PERFORMANCE ASSESSMENT OF AI-BASED DAYLIGHT PREDICTION MODELS FOR OPEN-LOOP INDOOR LIGHTING CONTROL


YÜCEL U., AYAZ M., EKEN S.

Light and Engineering, cilt.34, sa.2, ss.35-48, 2026 (SCI-Expanded, Scopus) identifier

  • Yayın Türü: Makale / Tam Makale
  • Cilt numarası: 34 Sayı: 2
  • Basım Tarihi: 2026
  • Dergi Adı: Light and Engineering
  • Derginin Tarandığı İndeksler: Science Citation Index Expanded (SCI-EXPANDED), Scopus, Compendex
  • Sayfa Sayıları: ss.35-48
  • Anahtar Kelimeler: daylight harvesting, daylight prediction, energy efficiency, indoor lighting, open-loop control, regression
  • Kocaeli Üniversitesi Adresli: Evet

Özet

Improving the energy efficiency of indoor lighting systems is a key strategy for reducing electricity consumption without compromising visual comfort.
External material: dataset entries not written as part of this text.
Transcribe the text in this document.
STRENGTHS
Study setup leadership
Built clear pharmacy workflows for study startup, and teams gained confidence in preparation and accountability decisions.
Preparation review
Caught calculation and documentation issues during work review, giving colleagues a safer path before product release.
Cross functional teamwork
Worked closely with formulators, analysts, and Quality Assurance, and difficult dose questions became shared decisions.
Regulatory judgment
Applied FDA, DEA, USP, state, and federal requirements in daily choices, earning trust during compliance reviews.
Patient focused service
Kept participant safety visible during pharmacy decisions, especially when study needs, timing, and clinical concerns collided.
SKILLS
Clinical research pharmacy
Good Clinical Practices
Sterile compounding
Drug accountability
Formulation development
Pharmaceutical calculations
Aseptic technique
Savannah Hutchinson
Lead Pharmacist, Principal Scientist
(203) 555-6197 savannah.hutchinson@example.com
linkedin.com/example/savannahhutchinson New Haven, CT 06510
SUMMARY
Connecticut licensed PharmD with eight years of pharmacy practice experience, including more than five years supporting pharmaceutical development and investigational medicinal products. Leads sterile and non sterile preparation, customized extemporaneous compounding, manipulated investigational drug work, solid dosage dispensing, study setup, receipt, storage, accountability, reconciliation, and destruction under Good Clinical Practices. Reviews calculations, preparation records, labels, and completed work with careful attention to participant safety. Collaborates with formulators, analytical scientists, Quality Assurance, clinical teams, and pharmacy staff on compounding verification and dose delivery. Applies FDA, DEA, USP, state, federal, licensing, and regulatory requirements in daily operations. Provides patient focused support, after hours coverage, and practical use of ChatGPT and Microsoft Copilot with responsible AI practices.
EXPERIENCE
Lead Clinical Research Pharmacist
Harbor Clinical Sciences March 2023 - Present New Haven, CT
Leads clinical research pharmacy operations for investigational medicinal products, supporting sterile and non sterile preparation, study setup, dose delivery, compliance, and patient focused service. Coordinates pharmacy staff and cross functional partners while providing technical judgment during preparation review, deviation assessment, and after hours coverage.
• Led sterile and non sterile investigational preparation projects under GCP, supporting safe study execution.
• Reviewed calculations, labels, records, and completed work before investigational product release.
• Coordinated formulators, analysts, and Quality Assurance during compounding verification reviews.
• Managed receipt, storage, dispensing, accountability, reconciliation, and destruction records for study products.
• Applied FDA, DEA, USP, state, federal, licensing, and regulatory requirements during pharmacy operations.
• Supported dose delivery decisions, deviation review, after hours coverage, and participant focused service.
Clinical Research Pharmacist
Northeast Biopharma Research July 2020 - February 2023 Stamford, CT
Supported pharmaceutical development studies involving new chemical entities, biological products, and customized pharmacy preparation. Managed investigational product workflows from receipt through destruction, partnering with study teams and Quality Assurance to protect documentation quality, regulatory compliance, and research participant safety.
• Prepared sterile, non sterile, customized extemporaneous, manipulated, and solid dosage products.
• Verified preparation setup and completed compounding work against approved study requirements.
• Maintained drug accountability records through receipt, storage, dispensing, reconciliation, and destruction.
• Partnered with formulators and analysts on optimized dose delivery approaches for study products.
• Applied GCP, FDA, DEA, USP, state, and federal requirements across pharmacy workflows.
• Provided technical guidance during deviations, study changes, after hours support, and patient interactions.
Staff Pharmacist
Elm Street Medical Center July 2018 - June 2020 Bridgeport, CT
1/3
This study presents a performance assessment of Artificial Intelligence (AI) based daylight prediction models for open-loop indoor lighting control and compares their energy-saving impact with a reference closed-loop system. Real-world daylight data collected over a two-year period from a public building forms the basis of the analysis. The closed-loop system employs sensors at each measurement point, while the open-loop alternative leverages machine learning-based daylight prediction models using parameters such as room dimensions, wall reflectance, window size, measurement point distance from windows, and spatial orientation. Eight regression-based prediction models were developed and evaluated, among which the Support Vector Regression (SVR) model demonstrated the highest accuracy, while Theil-Sen Regressor yielded the lowest. The energy analysis was conducted specifically for electrical lighting electricity consumption, and results reveal that closed-loop control systems can reduce annual electricity consumption for lighting by up to 52 %, whereas open-loop systems achieve savings between 33 % and 40 %. Despite its superior performance, the closed-loop approach incurs higher installation and operational costs, resulting in a payback period of approximate ly from 8 to 10 years. These findings highlight the potential of AI-assisted open-loop lighting control systems as a cost-effective solution for retrofitting existing buildings.